I have struggled against, and been alarmed by the expansion of our profession, so to speak. While my instinctive cause-effect linkage was reduced physical activity and traditionally calorie-dense diets, there may be an even more important factor.
Too much butt-time.
In a 2005 article in Science magazine, James A. Levine, an obesity specialist at the Mayo Clinic, pinpointed why, despite similar diets, some people are fat and others aren't. "We found that people with obesity have a natural predisposition to be attracted to the chair, and that's true even after obese people lose weight," he says. "What fascinates me is that humans evolved over 1.5 million years entirely on the ability to walk and move. And literally 150 years ago, 90% of human endeavor was still agricultural. In a tiny speck of time we've become chair-sentenced," Levine says.Inasmuch as I spend waaay too much time in an office chair in front of a computer, this hit a nerve. Years ago when I spent my free time hacking up dead trees with expensive power tools in my woodshop, I was able to keep my weight within my generously-defined satisfactory range.
Hamilton, like many sitting researchers, doesn't own an office chair. "If you're standing around and puttering, you recruit specialized muscles designed for postural support that never tire," he says. "They're unique in that the nervous system recruits them for low-intensity activity and they're very rich in enzymes." One enzyme, lipoprotein lipase, grabs fat and cholesterol from the blood, burning the fat into energy while shifting the cholesterol from LDL (the bad kind) to HDL (the healthy kind). When you sit, the muscles are relaxed, and enzyme activity drops by 90% to 95%, leaving fat to camp out in the bloodstream. Within a couple hours of sitting, healthy cholesterol plummets by 20%.

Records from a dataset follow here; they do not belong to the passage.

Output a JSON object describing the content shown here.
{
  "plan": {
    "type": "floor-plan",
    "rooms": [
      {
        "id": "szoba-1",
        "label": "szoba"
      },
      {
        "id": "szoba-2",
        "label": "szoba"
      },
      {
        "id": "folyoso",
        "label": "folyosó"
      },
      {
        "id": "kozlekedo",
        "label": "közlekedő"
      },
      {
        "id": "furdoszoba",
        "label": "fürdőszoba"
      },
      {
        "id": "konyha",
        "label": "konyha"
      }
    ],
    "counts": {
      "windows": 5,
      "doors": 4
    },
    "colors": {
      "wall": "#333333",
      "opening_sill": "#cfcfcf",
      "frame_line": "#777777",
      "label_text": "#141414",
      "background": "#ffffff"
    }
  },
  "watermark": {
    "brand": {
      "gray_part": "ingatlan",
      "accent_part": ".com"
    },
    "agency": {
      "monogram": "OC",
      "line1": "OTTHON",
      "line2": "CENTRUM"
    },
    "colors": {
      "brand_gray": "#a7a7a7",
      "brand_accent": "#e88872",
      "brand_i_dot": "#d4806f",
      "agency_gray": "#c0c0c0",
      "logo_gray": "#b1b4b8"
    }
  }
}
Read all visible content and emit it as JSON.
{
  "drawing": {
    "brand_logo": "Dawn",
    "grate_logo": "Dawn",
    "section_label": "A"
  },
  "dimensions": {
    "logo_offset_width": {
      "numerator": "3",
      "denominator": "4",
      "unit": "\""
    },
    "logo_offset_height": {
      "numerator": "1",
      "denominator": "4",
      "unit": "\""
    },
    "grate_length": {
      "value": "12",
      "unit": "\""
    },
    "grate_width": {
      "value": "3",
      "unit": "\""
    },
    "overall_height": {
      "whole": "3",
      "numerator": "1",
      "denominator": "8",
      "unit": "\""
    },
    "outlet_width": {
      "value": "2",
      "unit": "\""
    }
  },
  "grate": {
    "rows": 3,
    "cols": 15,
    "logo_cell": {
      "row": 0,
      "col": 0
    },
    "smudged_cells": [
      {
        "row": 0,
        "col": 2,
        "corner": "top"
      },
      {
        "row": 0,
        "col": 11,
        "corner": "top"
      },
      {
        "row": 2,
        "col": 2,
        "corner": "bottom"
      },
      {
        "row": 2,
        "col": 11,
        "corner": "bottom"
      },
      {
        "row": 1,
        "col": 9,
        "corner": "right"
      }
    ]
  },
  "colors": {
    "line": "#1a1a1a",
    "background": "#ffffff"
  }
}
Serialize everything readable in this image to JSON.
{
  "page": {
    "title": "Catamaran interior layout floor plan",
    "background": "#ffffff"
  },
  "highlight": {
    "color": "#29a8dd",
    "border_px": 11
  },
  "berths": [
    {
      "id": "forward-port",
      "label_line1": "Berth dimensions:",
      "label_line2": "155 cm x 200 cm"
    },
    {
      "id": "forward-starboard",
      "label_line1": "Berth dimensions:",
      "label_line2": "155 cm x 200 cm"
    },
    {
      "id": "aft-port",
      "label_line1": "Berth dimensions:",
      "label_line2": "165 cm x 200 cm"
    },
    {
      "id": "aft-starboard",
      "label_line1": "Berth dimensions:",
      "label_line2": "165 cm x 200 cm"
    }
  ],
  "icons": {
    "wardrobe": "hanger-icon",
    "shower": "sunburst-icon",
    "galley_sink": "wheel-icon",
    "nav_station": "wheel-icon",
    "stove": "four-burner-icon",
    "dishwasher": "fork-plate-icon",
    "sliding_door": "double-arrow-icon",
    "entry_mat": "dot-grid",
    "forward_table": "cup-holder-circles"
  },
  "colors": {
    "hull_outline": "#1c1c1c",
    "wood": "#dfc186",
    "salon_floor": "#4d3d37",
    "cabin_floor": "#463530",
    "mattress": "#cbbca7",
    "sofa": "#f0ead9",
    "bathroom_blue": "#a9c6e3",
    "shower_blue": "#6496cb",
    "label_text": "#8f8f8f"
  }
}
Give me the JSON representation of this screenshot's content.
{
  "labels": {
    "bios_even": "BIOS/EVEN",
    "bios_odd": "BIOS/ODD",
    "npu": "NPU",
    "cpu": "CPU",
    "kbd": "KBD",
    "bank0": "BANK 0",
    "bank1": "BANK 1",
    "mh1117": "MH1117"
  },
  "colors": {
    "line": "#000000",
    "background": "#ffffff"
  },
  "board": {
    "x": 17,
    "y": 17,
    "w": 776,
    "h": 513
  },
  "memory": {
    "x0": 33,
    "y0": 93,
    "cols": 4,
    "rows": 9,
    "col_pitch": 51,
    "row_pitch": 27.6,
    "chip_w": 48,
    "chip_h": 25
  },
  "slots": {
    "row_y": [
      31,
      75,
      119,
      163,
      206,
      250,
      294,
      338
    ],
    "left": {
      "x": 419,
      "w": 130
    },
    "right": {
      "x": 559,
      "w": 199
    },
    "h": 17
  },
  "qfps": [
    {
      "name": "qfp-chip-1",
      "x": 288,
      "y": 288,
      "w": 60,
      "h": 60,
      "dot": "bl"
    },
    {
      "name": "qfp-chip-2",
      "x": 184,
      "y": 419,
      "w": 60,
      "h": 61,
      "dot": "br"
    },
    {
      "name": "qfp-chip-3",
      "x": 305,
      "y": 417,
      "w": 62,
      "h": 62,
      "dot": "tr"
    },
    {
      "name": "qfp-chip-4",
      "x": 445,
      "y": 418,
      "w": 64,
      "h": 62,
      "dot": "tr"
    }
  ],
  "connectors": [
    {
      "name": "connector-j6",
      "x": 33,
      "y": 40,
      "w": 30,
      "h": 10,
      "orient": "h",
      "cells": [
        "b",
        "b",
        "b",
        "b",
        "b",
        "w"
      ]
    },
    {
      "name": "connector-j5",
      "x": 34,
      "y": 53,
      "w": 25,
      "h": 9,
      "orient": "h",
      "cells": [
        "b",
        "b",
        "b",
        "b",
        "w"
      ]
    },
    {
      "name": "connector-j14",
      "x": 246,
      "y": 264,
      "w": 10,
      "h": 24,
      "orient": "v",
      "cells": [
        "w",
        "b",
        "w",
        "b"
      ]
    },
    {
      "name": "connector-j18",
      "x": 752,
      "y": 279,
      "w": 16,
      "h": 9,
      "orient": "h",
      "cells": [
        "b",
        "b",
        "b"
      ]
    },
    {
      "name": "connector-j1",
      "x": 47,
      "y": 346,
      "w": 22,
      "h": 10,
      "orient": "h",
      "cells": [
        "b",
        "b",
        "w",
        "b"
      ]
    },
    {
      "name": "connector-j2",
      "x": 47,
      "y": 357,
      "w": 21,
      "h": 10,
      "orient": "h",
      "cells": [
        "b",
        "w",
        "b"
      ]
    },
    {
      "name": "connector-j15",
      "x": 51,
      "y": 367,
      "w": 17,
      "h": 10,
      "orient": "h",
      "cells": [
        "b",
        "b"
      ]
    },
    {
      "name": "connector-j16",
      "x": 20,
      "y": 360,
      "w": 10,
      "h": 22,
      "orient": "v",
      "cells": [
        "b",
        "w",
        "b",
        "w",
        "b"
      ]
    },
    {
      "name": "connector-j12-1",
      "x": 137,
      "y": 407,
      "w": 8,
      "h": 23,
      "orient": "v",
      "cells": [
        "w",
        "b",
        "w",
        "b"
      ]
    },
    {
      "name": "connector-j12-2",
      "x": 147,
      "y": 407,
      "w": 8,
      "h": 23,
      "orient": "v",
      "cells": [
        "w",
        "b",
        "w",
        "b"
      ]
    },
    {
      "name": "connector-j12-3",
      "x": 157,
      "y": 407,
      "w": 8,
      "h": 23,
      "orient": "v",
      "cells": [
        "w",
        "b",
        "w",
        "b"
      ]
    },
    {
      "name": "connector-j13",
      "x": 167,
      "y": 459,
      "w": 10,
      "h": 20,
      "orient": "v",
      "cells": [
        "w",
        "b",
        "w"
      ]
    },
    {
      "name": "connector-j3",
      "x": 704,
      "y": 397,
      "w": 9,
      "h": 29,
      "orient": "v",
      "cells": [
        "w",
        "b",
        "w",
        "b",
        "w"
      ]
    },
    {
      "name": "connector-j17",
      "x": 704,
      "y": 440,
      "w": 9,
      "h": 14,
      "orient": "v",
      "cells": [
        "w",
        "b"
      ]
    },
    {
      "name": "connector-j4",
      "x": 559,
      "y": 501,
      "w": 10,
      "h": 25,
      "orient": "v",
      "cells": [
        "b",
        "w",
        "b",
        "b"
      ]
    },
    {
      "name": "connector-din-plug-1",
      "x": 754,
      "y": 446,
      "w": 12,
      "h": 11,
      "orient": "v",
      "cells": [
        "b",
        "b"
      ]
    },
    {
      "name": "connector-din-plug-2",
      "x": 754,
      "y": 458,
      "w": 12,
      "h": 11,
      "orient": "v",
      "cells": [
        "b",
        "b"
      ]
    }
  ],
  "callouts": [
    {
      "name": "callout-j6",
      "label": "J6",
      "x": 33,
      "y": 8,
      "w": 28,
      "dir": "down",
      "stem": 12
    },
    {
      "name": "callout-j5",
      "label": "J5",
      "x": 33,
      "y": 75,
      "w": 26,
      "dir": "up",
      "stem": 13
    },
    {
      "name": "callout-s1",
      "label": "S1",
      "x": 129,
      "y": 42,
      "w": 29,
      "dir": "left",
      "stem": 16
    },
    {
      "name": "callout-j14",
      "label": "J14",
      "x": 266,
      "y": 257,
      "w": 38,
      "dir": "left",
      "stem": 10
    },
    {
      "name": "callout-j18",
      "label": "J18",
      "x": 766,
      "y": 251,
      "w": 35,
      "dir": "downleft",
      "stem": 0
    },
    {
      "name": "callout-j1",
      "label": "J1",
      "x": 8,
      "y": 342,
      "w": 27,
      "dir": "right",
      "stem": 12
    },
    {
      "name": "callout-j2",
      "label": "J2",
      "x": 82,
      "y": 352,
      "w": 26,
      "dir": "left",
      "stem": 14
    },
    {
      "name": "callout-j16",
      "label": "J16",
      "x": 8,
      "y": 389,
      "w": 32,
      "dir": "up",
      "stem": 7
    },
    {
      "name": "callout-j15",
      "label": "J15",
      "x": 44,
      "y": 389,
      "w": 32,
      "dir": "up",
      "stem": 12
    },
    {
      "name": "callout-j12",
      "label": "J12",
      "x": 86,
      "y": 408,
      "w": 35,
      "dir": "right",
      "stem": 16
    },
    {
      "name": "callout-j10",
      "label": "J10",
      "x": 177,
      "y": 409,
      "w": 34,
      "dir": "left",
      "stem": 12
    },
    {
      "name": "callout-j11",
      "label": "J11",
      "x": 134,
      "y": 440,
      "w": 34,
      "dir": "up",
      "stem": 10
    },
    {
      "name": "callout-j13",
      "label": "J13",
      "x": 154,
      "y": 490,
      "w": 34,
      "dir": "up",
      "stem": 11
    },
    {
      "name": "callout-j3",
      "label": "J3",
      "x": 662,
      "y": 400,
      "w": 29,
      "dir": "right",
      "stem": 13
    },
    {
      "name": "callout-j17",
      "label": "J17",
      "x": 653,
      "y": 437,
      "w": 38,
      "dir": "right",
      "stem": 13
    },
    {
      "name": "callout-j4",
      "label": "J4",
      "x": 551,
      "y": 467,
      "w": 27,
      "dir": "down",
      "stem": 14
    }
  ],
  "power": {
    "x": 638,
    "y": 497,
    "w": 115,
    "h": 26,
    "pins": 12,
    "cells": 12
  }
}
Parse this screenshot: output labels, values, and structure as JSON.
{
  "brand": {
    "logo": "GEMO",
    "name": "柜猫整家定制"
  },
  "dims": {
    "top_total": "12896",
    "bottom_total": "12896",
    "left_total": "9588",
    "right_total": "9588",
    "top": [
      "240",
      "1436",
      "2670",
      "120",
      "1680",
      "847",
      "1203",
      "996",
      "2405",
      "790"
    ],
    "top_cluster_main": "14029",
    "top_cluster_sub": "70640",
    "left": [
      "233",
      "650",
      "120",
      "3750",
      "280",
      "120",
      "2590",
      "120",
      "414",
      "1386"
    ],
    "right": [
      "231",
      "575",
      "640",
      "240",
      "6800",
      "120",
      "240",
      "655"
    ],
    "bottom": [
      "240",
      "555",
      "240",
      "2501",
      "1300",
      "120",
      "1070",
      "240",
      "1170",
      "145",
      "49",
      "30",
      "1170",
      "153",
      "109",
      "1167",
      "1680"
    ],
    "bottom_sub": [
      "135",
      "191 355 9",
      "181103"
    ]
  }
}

The data back him up. Older people who move around have half the mortality rate of their peers. Frequent TV and Web surfers (sitters) have higher rates of hypertension, obesity, high blood triglycerides, low HDL cholesterol, and high blood sugar, regardless of weight. Lean people, on average, stand for two hours longer than their counterparts.
The chair you're sitting in now is likely contributing to the problem. "Short of sitting on a spike, you can't do much worse than a standard office chair," says Galen Cranz, a professor at the University of California at Berkeley. She explains that the spine wasn't meant to stay for long periods in a seated position. Generally speaking, the slight S shape of the spine serves us well. "If you think about a heavy weight on a C or S, which is going to collapse more easily? The C," she says. But when you sit, the lower lumbar curve collapses, turning the spine's natural S-shape into a C, hampering the abdominal and back musculature that support the body. The body is left to slouch, and the lateral and oblique muscles grow weak and unable to support it. [More]
But shift those hours to my computer desk, and you have a different picture. Or at least a larger one.
Now calculate what position we are in when we are "workin' hard". Is it any wonder that farm magazines and farmer press photos present a picture of very large people, as a rule?
I'm not sure how we attack this problem, other than take every opportunity to stand up for our health. But I do know ignoring it will not be a good business decision for individuals or our profession.